INGRAM
v.
DEPARTMENT OF TRANSPORTATION.
No. A07A0521.
Court of Appeals of Georgia.
June 29, 2007.Casey Gilson, George P. Shingler, Atlanta, for Appellant.
Thurbert E. Baker, Atty. Gen., Atlanta, Claude McLaurin Sitton, Asst. Atty. Gen., Decatur, for Appellee.
*730 PHIPPS, Judge.
Betty Jean Ingram, individually as surviving spouse and as administratrix of her husband's estate, sued the Georgia Department of Transportation (DOT) for damages arising out of a July 28, 2001 automobile collision that resulted in her husband's death. The trial court dismissed the case on the ground that Ingram had failed to comply with OCGA § 50-21-35 because she did not timely amend her complaint with a certificate showing that she had mailed a copy of the complaint to the attorney general. Ingram appeals. For reasons set forth below, we vacate the judgment and remand the case to the trial court with direction.
OCGA § 50-21-35 governs matters of service of process and other notice requirements in civil actions brought against the state under the Georgia Tort Claims Act.[1] It requires, among other things, that the plaintiff effect the following: "A copy of the complaint, showing the date of filing, shall also be mailed to the Attorney General at his or her usual office address, by certified mail or statutory overnight delivery, return receipt requested and there shall be attached to the complaint a certificate that this requirement has been met."[2]
Ingram filed her complaint on July 25, 2003, days before the running of the statute of limitation. She served the DOT and the Risk Management Division of the Department of Administrative Services. Ingram mailed the attorney general a copy of the complaint approximately two and one-half weeks after the statute expired. About two months after the statute expired, Ingram filed an amendment to her complaint certifying that a copy of the complaint had been so mailed.
In March 2006, the DOT moved to dismiss Ingram's case, pointing out that Ingram had mailed the attorney general a copy of the complaint and filed the certification amendment after the limitation period had expired. The DOT argued that pursuant to the Supreme Court of Georgia's decision of Camp v. Coweta County,[3] the expiration of the limitation period barred Ingram's certification amendment; therefore, the amendment must be stricken; and without such amendment, Ingram's complaint was fatally defective under OCGA § 50-21-35.
The trial court agreed and granted the DOT's motion to dismiss. In so doing, it relied upon the following language in Camp:
Because there are no specific proscriptions against amendments to cure a defect in the certification requirement under OCGA § 50-21-35, an amendment should generally be allowed prior to the entry of a pretrial order unless there is good reason to deny it, such as where the statute of limitation has expired before the defect is cured.[4]
In Backensto v.
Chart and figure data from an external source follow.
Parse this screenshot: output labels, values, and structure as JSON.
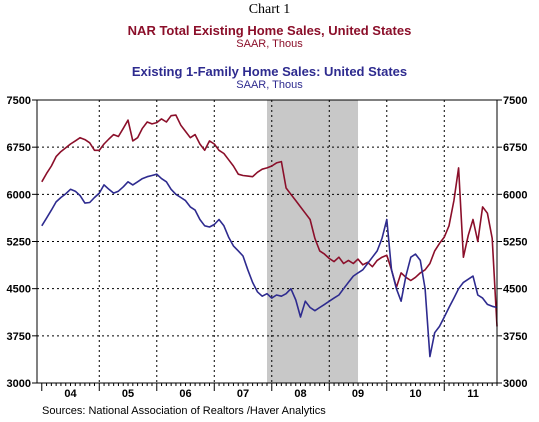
{
  "header": {
    "chart_number": "Chart 1",
    "title1": "NAR Total Existing Home Sales, United States",
    "subtitle1": "SAAR, Thous",
    "title2": "Existing 1-Family Home Sales: United States",
    "subtitle2": "SAAR, Thous"
  },
  "footer": {
    "source": "Sources:  National Association of Realtors /Haver Analytics"
  },
  "colors": {
    "total": "#8b0f2a",
    "single_family": "#2e2b8f",
    "recession": "#c8c8c8"
  },
  "chart_data": {
    "type": "line",
    "ylim": [
      3000,
      7500
    ],
    "yticks": [
      3000,
      3750,
      4500,
      5250,
      6000,
      6750,
      7500
    ],
    "ytick_labels": [
      "3000",
      "3750",
      "4500",
      "5250",
      "6000",
      "6750",
      "7500"
    ],
    "xlim": [
      2003.917,
      2011.917
    ],
    "xtick_labels": [
      "04",
      "05",
      "06",
      "07",
      "08",
      "09",
      "10",
      "11"
    ],
    "grid": true,
    "recession": [
      2007.917,
      2009.5
    ],
    "series": [
      {
        "name": "NAR Total Existing Home Sales, United States",
        "points": [
          [
            2004.0,
            6200
          ],
          [
            2004.083,
            6330
          ],
          [
            2004.167,
            6450
          ],
          [
            2004.25,
            6600
          ],
          [
            2004.333,
            6680
          ],
          [
            2004.417,
            6740
          ],
          [
            2004.5,
            6800
          ],
          [
            2004.583,
            6850
          ],
          [
            2004.667,
            6900
          ],
          [
            2004.75,
            6870
          ],
          [
            2004.833,
            6820
          ],
          [
            2004.917,
            6700
          ],
          [
            2005.0,
            6700
          ],
          [
            2005.083,
            6800
          ],
          [
            2005.167,
            6880
          ],
          [
            2005.25,
            6950
          ],
          [
            2005.333,
            6920
          ],
          [
            2005.417,
            7050
          ],
          [
            2005.5,
            7180
          ],
          [
            2005.583,
            6850
          ],
          [
            2005.667,
            6900
          ],
          [
            2005.75,
            7050
          ],
          [
            2005.833,
            7150
          ],
          [
            2005.917,
            7120
          ],
          [
            2006.0,
            7140
          ],
          [
            2006.083,
            7200
          ],
          [
            2006.167,
            7150
          ],
          [
            2006.25,
            7250
          ],
          [
            2006.333,
            7260
          ],
          [
            2006.417,
            7100
          ],
          [
            2006.5,
            7000
          ],
          [
            2006.583,
            6900
          ],
          [
            2006.667,
            6950
          ],
          [
            2006.75,
            6800
          ],
          [
            2006.833,
            6700
          ],
          [
            2006.917,
            6850
          ],
          [
            2007.0,
            6800
          ],
          [
            2007.083,
            6700
          ],
          [
            2007.167,
            6650
          ],
          [
            2007.25,
            6550
          ],
          [
            2007.333,
            6450
          ],
          [
            2007.417,
            6320
          ],
          [
            2007.5,
            6300
          ],
          [
            2007.583,
            6290
          ],
          [
            2007.667,
            6280
          ],
          [
            2007.75,
            6350
          ],
          [
            2007.833,
            6400
          ],
          [
            2007.917,
            6420
          ],
          [
            2008.0,
            6450
          ],
          [
            2008.083,
            6500
          ],
          [
            2008.167,
            6520
          ],
          [
            2008.25,
            6100
          ],
          [
            2008.333,
            6000
          ],
          [
            2008.417,
            5900
          ],
          [
            2008.5,
            5800
          ],
          [
            2008.583,
            5700
          ],
          [
            2008.667,
            5600
          ],
          [
            2008.75,
            5300
          ],
          [
            2008.833,
            5100
          ],
          [
            2008.917,
            5050
          ],
          [
            2009.0,
            4980
          ],
          [
            2009.083,
            4930
          ],
          [
            2009.167,
            5000
          ],
          [
            2009.25,
            4900
          ],
          [
            2009.333,
            4950
          ],
          [
            2009.417,
            4900
          ],
          [
            2009.5,
            4970
          ],
          [
            2009.583,
            4880
          ],
          [
            2009.667,
            4920
          ],
          [
            2009.75,
            4850
          ],
          [
            2009.833,
            4950
          ],
          [
            2009.917,
            5000
          ],
          [
            2010.0,
            5030
          ],
          [
            2010.083,
            4800
          ],
          [
            2010.167,
            4520
          ],
          [
            2010.25,
            4750
          ],
          [
            2010.333,
            4680
          ],
          [
            2010.417,
            4630
          ],
          [
            2010.5,
            4680
          ],
          [
            2010.583,
            4750
          ],
          [
            2010.667,
            4800
          ],
          [
            2010.75,
            4900
          ],
          [
            2010.833,
            5100
          ],
          [
            2010.917,
            5220
          ],
          [
            2011.0,
            5320
          ],
          [
            2011.083,
            5500
          ],
          [
            2011.167,
            5900
          ],
          [
            2011.25,
            6420
          ],
          [
            2011.333,
            5000
          ],
          [
            2011.417,
            5350
          ],
          [
            2011.5,
            5600
          ],
          [
            2011.583,
            5250
          ],
          [
            2011.667,
            5800
          ],
          [
            2011.75,
            5700
          ],
          [
            2011.833,
            5300
          ],
          [
            2011.917,
            3900
          ]
        ]
      },
      {
        "name": "Existing 1-Family Home Sales: United States",
        "points": [
          [
            2004.0,
            5500
          ],
          [
            2004.083,
            5620
          ],
          [
            2004.167,
            5750
          ],
          [
            2004.25,
            5880
          ],
          [
            2004.333,
            5950
          ],
          [
            2004.417,
            6010
          ],
          [
            2004.5,
            6080
          ],
          [
            2004.583,
            6050
          ],
          [
            2004.667,
            5980
          ],
          [
            2004.75,
            5860
          ],
          [
            2004.833,
            5870
          ],
          [
            2004.917,
            5950
          ],
          [
            2005.0,
            6020
          ],
          [
            2005.083,
            6150
          ],
          [
            2005.167,
            6080
          ],
          [
            2005.25,
            6020
          ],
          [
            2005.333,
            6050
          ],
          [
            2005.417,
            6120
          ],
          [
            2005.5,
            6200
          ],
          [
            2005.583,
            6150
          ],
          [
            2005.667,
            6200
          ],
          [
            2005.75,
            6250
          ],
          [
            2005.833,
            6280
          ],
          [
            2005.917,
            6300
          ],
          [
            2006.0,
            6320
          ],
          [
            2006.083,
            6250
          ],
          [
            2006.167,
            6200
          ],
          [
            2006.25,
            6080
          ],
          [
            2006.333,
            6000
          ],
          [
            2006.417,
            5950
          ],
          [
            2006.5,
            5900
          ],
          [
            2006.583,
            5800
          ],
          [
            2006.667,
            5750
          ],
          [
            2006.75,
            5600
          ],
          [
            2006.833,
            5500
          ],
          [
            2006.917,
            5480
          ],
          [
            2007.0,
            5520
          ],
          [
            2007.083,
            5600
          ],
          [
            2007.167,
            5500
          ],
          [
            2007.25,
            5320
          ],
          [
            2007.333,
            5180
          ],
          [
            2007.417,
            5100
          ],
          [
            2007.5,
            5020
          ],
          [
            2007.583,
            4800
          ],
          [
            2007.667,
            4600
          ],
          [
            2007.75,
            4450
          ],
          [
            2007.833,
            4380
          ],
          [
            2007.917,
            4420
          ],
          [
            2008.0,
            4350
          ],
          [
            2008.083,
            4400
          ],
          [
            2008.167,
            4380
          ],
          [
            2008.25,
            4420
          ],
          [
            2008.333,
            4500
          ],
          [
            2008.417,
            4320
          ],
          [
            2008.5,
            4050
          ],
          [
            2008.583,
            4300
          ],
          [
            2008.667,
            4200
          ],
          [
            2008.75,
            4150
          ],
          [
            2008.833,
            4200
          ],
          [
            2008.917,
            4250
          ],
          [
            2009.0,
            4300
          ],
          [
            2009.083,
            4350
          ],
          [
            2009.167,
            4400
          ],
          [
            2009.25,
            4500
          ],
          [
            2009.333,
            4600
          ],
          [
            2009.417,
            4700
          ],
          [
            2009.5,
            4750
          ],
          [
            2009.583,
            4800
          ],
          [
            2009.667,
            4900
          ],
          [
            2009.75,
            5000
          ],
          [
            2009.833,
            5100
          ],
          [
            2009.917,
            5300
          ],
          [
            2010.0,
            5600
          ],
          [
            2010.083,
            4800
          ],
          [
            2010.167,
            4500
          ],
          [
            2010.25,
            4300
          ],
          [
            2010.333,
            4700
          ],
          [
            2010.417,
            5000
          ],
          [
            2010.5,
            5050
          ],
          [
            2010.583,
            4950
          ],
          [
            2010.667,
            4500
          ],
          [
            2010.75,
            3420
          ],
          [
            2010.833,
            3800
          ],
          [
            2010.917,
            3900
          ],
          [
            2011.0,
            4050
          ],
          [
            2011.083,
            4200
          ],
          [
            2011.167,
            4350
          ],
          [
            2011.25,
            4500
          ],
          [
            2011.333,
            4600
          ],
          [
            2011.417,
            4650
          ],
          [
            2011.5,
            4700
          ],
          [
            2011.583,
            4400
          ],
          [
            2011.667,
            4350
          ],
          [
            2011.75,
            4250
          ],
          [
            2011.833,
            4220
          ],
          [
            2011.917,
            4200
          ]
        ]
      }
    ]
  }
}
Ga. Dept. of Transp.,[5] we acknowledged that the emphasized language arguably supports the conclusion that a certification amendment filed after the expiration of the limitation period would be subject to a motion to strike. However, we determined that such a result would be inconsistent with the Civil Practice Act that permits a party to "`amend his pleading as a matter of course and without leave of court at any time before the entry of a pretrial order.'"[6] We further explained in Backensto that there is no need to resolve the apparent conflict between the Supreme Court's opinion and the Civil Practice Act because "the language emphasized above is nonbinding dicta. In Camp . . ., the plaintiff amended his complaint before the statute of limitation expired."[7] In Backensto, where the plaintiff amended the complaint after the statute of limitation expired, we held:
[E]ven if a certification amendment could be properly stricken based upon the expiration *731 of the statute of limitation alone, we do not believe the Supreme Court's opinion in Camp . . . should be construed to mean that the complaint must automatically be dismissed. Instead, . . . the defendant must demonstrate actual prejudice.[8]
In this case, the record contains no pretrial order.[9] And the dismissal order which preceded Backensto shows that the trial court did not consider whether the DOT had demonstrated actual prejudice. Instead, the trial court determined: "[B]ecause the statute of limitation[ ] had expired prior to [Ingram] amending her original complaint to correct the certification defect, in light of the Camp decision, the Court must conclude that [Ingram's] amended complaint is not permissible."
Under these circumstances, we must vacate the dismissal order and remand the case for proceedings not inconsistent with Backensto's requirement that the defendant show actual prejudice.[10]
Judgment vacated and case remanded with direction.
JOHNSON, P.J., and MIKELL, J., concur.
NOTES
[1] OCGA § 50-21-20 et seq.
[2] OCGA § 50-21-35.
[3] 280 Ga. 199, 625 S.E.2d 759 (2006).
[4] Id. at 203(3), 625 S.E.2d 759(footnote omitted; emphasis supplied)
[5] 284 Ga.App. 41, 44, 643 S.E.2d 302 (2007).
[6] Id. (quoting OCGA § 9-11-15(a)).
[7] Backensto, supra.
[8] Id.
[9] Ingram's notice of appeal directed the trial court clerk to "omit nothing from the record on appeal."